Farah’s victory was an unprecedented seventh successive win in the 5,000 or 10,000m at a world championships or Olympics for the Somali-born 32-year-old, stretching back to 2011.

His double matched that of Usain Bolt, with whom Farah came through youth and junior ranks, the Jamaican having successfully defended the sprint double in an equally astonishing display of track dominance.

And for Farah, his victory was also the perfect riposte following doping allegations surrounding coach Alberto Salazar that had mired the build-up to the world championships.

-Sum surrenders-

Caleb Mwangangi (left) poses with winner Mo Farah and bronze winner, Hagos Gebrhiwet after the men 5000m final. PHOTO/IAAF/Getty Images
Caleb Mwangangi (left) poses with winner Mo Farah and bronze winner, Hagos Gebrhiwet after the men 5000m final. PHOTO/IAAF/Getty Images

Defending champion Sum ended up having to settle for the bronze medal on this occasion after a tense and enthralling three-way battle down to home straight as  Marina Arzamasova returned the world 800m title to Europe.

“Even after the semi final, I did not feel very well, I do not know exactly what was. It (body) was not responding well, I did not manage to recover. It was a tactical race but the last 200m was very tough and the ladies were also pretty fast.

“I just tried to catch up. What I learned from this championships is that it does not matter whether you come in with the fastest time, you come as an ordinary athlete and have to go through all those rounds.

“It is really different than Diamond League meetings. But it was a good lesson, I thank God I was in the final and this bronze will move me forward to the Olympics season,” Sum told the media after her reign came to a end.

Sum came to Beijing after a six-race unbeaten streak this season, but she was beaten in her semi-final race, showing signs of vulnerability, when Canada’s Pan American Games champion Melissa Bishop and the 2014 European champion from Belarus out-sprinted her on the homestretch.

However, in the final, the Kenyan chose to follow a similar race pattern, leading from the gun, and perhaps it proved her undoing.

The only thing she did differently was starting a little more conservatively, at 59.1sec over the first 400m versus 57.4 two days ago as she, probably, tried to conserve more energy for her finishing kick this time.

However, at this pace, her rivals had no problem staying with Sum.

Morocco’s Rababe Arafi was a few metres behind the pack for the half of the first lap, but quickly moved back up, joining the rest of the finalists in contention for the medals.

In the meantime, Sum stayed in the lead.

The Kenyan slightly picked up the pace after the bell, but Arzamasova, Bishop and France’s Renelle Lamote stayed on her shoulder, almost exactly like in her troublesome semi-final heat.

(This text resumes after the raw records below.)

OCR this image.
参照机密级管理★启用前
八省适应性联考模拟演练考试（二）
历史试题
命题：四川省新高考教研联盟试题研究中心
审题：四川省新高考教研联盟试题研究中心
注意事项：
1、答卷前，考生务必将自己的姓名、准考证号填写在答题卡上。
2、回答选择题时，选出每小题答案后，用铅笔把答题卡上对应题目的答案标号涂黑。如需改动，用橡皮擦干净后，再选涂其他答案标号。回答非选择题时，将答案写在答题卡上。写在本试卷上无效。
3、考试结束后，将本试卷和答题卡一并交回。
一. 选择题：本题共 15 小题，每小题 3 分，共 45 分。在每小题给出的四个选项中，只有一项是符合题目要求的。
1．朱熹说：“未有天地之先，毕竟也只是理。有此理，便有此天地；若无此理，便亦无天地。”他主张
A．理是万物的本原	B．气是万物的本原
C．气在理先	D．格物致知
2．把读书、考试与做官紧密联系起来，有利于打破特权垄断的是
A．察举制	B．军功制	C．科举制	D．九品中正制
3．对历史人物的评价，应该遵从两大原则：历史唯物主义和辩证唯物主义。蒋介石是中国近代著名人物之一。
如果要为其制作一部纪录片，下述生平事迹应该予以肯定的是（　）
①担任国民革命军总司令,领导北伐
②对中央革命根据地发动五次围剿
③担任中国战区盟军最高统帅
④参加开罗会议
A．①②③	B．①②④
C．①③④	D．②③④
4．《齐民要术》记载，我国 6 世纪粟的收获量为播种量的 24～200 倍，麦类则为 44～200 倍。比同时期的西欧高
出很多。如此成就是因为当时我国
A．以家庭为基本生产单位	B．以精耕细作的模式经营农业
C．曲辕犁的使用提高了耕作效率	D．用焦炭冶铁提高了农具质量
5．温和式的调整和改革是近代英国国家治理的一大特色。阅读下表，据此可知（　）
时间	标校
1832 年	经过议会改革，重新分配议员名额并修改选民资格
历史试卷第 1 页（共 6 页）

The key events in the race unfolded on the last bend, as the Belorussian powerfully moved forward and overtook the lead.

Most importantly, after making her move on the outside of Sum, Arzamasova managed to cross to the inside, quickly and safely, without risking on getting herself into a collision.

Sum had no space in front of her to quickly respond to Arzamasova’s move. The Kenyan tried to go wide, but this only opened the inside to Melissa Bishop, who had plenty of energy for the finishing spurt.

In her desperate dash to the finish line, Sum couldn’t match her rivals’ pace and finished third in 1:58.18.

The resemblance to the semi-final race, however, wasn’t complete, as tonight Arzamasova was in charge, clocking 1:58.03 for the win, while Melissa Bishop finished second in 1:58.12 after clocking the fastest second lap in the race at 58.73.

The Belorussian added the world title to her European title and the world indoor championships bronze medal from 2014, while for Bishop this silver is her first success on a global stage.

Both Arzamasova and Bishop won the first ever world championships medals in the 800m for their respective countries.